Director's Statement

About nine years ago, I sat in a darkened theater on my first day of film school as Professor Tannis explained we were about to see a very important film.

Expecting a black and white classic, I was startled to see the first frames of an animated Disney short starring Mickey Mouse as The Sorcerer's Apprentice.

You know the story…

A powerful sorcerer leaves his workshop in the hands of his apprentice, Mickey, who’s not fully trained in the ways of magic. Overstepping his limits, the apprentice puts on the sorcerer’s magic hat and gets a broomstick to do his chores for him. Intoxicated by the new power, things get out of control for Mickey when the broom develops a mind of its own. The sorcerer’s apprentice is nearly lost in a flood of his own hubris, but is saved when the master returns and gently rebukes him.

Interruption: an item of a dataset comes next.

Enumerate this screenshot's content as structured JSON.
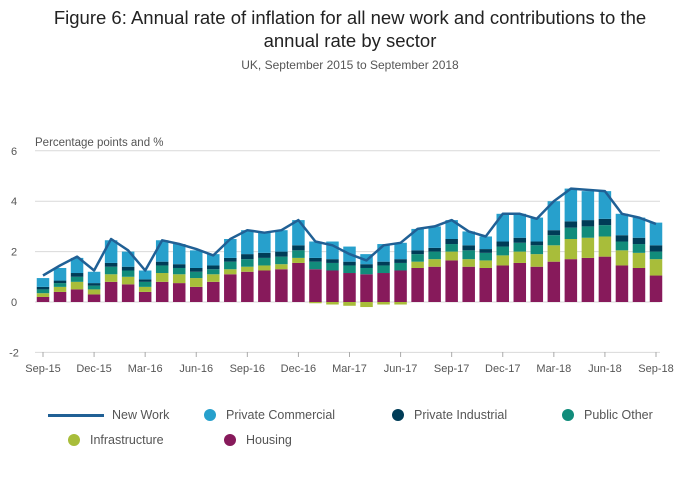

Many years later, the experience of watching that film as a seventeen year-old still sticks with me as an eerie warning of events to come. Events that unfolded for me in the most dramatic way imaginable from the moment I first met Maurice Singer, the writer/director of “Bemoana,” and central figure of my film Unspooled.

Filmmaking in general has an insanity factor that comes with the territory, and every project I’ve ever worked on suffers from the same collision of faith and doubt that Maurice experienced on the set of “Bemoana.”

  The question resounds in the dark: ‘If I just believe in myself, is that enough to succeed?’

  It’s the question I pondered making this film, and while wholly unromantic, my conclusion is my first real step toward understanding the difference between apprentice and master.